- Born: 1650 Salins, County of Burgundy, Holy Roman Empire
- Died: 14 November 1715 (aged 64–65) Badajoz, Spain
- Buried: San Agustín Parish, Badajoz
- Allegiance: Dutch Republic Spain
- Conflicts: War of the Spanish Succession Siege of Ciudad Rodrigo; Battle of La Gudina; Battle of Saragossa; Siege of Campo Maior; ;
- Awards: Knight of the Golden Fleece

= Alexandre Maître, Marquis de Bay =

French military officer (1650–1715)

Alexandre Maître, Marquis de Bay (1650 – 14 November 1715) was a military officer in the service of Spain during the War of the Spanish Succession.

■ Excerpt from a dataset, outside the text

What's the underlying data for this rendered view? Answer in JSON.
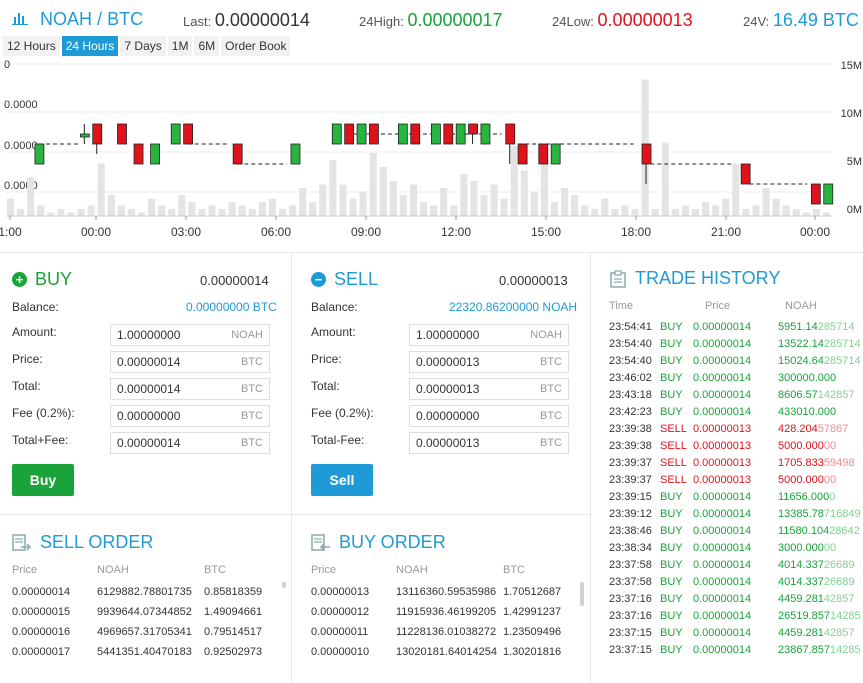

Born in Salins, County of Burgundy, Holy Roman Empire in 1650, Maître married Cécile de Wissenkercke, who had been born in Louvain on 7 September 1670. Maître was the seigneur of Laer, near Tirlemont. Between 1696 and 1701, he volunteered his service as a cavalry colonel with the Dutch Republic. In 1701, he offered his services to Philip V of Spain, and became general of cavalry serving in Flanders. He distinguished himself in the War of Spanish Succession, especially during the Battle of Ekeren on 30 June 1703, fighting alongside the duc de Villeroy, at the head of the cavalry and the dragoons.

On 23 July 1704 Philip V granted Maître the dignity of Marquis de Bay and Captain-General of Extremadura. He was at this time described as lieutenant general of Philip's armies and first lieutenant of his bodyguards. On the night of 14–15 December 1706 he captured Alcántara with 800 infantry and 200 cavalry. In June 1707 he seized a fort defending the bridge at Olivenza, then demolished the bridge. On 4 October he stormed Ciudad Rodrigo, capturing the city after three-quarters of an hour. For this victory he was created a Knight of the Golden Fleece by the King of Spain, a title gazetted in France on 10 December 1707, and was named Viceroy of Extremadura. Maître led the Spanish armies at the
Battle of La Gudina on 7 May 1709, defeating a combined Anglo-Portuguese force, and commanded at the Battle of Saragossa on 20 August 1710. He suffered a severe defeat at Saragossa, and in October 1712 was forced to withdraw after an attempt to storm Campo Maior failed in the face of strong Portuguese resistance.

Maître died at Badajoz on 14 November 1715. He is buried in the Church of San Agustín and his tomb has a bas-relief with his portrait carved on it.